`prefer-regex-literals` suggestions #15029

Yash-Singh1 · 2021-09-04T22:01:25Z

What rule do you want to change?

prefer-regex-literals

Does this change cause the rule to produce more or fewer warnings?

No

How will the change be implemented? (New option, new default behavior, etc.)?

Adds fixer

Please provide some example code that this change will affect:

new RegExp('\\.')

What does the rule currently do for this code?

Reports error

What will the rule do after it's changed?

Fix it to:

/\./

The text was updated successfully, but these errors were encountered:

nzakas · 2021-09-08T00:50:36Z

Seems possible to do.

Are you willing to submit a pull request?

Yash-Singh1 · 2021-09-08T00:51:21Z

Sure, I will give this a shot.

mdjermanovic · 2021-09-08T12:28:50Z

It would be a useful enhancement.

@Yash-Singh1 any ideas on how this could be implemented?

We generally suggest that contributors wait for the issue to be accepted before working on it, but in this case I think it would be good to evaluate this enhancement on a prototype of the solution.

This is a nontrivial code transformation that should be aware of all differences between the syntax of regular expression literals and the syntax of RegExp constructor input patterns.

For example:

new RegExp("\n");

It's a valid RegExp input pattern consisting of a single code point for \n, but in regular expression literals it would be invalid:

/
/

One of the possible solutions is to use the built-in RegExp.prototype.toString. By the specification, it should be safe:

The returned String has the form of a RegularExpressionLiteral that evaluates to another RegExp object with the same behaviour as this object.

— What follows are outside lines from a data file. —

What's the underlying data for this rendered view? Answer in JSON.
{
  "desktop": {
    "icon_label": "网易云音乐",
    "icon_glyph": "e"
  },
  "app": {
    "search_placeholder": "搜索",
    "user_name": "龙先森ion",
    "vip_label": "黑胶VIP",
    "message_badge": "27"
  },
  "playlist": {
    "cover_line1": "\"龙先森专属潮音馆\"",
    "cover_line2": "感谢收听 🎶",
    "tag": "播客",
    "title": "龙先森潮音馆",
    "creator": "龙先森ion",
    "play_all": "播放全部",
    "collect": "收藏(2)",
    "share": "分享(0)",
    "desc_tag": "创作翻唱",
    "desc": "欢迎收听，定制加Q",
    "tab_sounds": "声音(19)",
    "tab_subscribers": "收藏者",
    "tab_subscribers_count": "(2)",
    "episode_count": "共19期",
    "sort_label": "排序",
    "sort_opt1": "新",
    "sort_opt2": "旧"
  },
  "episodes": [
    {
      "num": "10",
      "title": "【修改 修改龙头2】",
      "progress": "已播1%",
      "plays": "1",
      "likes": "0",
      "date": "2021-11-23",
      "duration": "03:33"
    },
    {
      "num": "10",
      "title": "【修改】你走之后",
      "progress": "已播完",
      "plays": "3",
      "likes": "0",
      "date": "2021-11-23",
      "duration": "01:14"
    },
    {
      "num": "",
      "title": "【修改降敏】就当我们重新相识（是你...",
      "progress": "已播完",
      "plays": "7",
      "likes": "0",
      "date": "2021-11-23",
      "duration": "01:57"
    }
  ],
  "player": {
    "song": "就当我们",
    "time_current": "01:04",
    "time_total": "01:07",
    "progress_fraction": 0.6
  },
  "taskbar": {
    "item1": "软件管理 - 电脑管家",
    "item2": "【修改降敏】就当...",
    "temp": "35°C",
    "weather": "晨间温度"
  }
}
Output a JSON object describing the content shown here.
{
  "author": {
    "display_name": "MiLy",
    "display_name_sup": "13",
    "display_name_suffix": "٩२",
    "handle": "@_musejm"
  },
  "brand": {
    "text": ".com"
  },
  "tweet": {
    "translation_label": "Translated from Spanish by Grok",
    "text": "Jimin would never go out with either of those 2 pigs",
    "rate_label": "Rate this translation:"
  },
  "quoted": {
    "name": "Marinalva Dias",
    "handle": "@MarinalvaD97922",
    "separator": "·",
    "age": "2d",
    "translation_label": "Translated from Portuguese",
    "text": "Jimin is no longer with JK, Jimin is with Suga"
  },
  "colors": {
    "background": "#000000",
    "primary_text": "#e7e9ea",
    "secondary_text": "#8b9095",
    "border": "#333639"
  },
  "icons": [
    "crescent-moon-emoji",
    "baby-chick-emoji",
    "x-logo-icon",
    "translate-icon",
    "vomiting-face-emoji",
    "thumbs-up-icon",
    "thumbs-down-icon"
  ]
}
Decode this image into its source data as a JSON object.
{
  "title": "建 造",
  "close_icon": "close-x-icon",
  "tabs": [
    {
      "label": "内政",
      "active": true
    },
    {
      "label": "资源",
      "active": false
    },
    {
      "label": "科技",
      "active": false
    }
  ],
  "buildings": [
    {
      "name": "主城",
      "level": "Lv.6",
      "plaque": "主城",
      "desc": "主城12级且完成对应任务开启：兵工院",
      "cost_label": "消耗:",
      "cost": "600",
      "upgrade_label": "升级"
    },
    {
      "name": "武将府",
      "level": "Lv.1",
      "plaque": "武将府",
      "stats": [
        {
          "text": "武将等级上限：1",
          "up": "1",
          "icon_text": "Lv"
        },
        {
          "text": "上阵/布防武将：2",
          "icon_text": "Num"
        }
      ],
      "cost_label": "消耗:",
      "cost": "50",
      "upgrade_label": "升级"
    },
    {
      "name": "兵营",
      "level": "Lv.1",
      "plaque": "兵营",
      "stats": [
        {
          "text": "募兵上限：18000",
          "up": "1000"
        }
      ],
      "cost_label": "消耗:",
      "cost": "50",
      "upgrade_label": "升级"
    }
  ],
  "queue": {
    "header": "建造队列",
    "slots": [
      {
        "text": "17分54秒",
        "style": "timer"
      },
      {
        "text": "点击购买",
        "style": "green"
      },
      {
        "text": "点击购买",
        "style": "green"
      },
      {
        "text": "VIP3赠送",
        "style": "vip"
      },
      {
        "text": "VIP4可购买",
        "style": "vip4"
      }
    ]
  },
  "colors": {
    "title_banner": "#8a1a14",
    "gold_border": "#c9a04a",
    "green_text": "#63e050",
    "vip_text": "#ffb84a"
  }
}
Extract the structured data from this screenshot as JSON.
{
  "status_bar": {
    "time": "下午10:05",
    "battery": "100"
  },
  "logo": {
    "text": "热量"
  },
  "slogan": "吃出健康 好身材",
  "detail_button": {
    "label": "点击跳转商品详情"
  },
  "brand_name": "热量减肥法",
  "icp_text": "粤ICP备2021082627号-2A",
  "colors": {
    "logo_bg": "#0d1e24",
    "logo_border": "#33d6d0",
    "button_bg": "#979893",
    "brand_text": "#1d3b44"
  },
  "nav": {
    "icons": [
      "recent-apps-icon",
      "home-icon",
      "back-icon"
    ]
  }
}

[...new RegExp("\n").toString()]; // ['/', '\', 'n', '/']

Some downsides of this solution would be:

It depends on the execution environment - if the environment doesn't support syntax used in the given regular expression, we can't transform.
It doesn't preserve syntactic choices from the original string literal:

[...new RegExp("\t").toString()]; // ['/', '\t', '/'] - this would be /    / in the source code, valid but unusual

[...new RegExp("\u1234").toString()]; // ['/', 'ሴ', '/']

nzakas · 2021-09-08T19:52:37Z

I think we can simplify this proposal such that we eliminate any regular expressions that would be problematic. Maybe to start we just say anything with \t, \u, \n, etc. won't be autofixed?

lydell · 2021-09-08T20:29:12Z

/ also sometimes needs to be escaped.

Another thing: For example RegExp("+") would throw a runtime error. Converting that to /+/ would now be a syntax error. Is it ok for an autofix to introduce syntax errors?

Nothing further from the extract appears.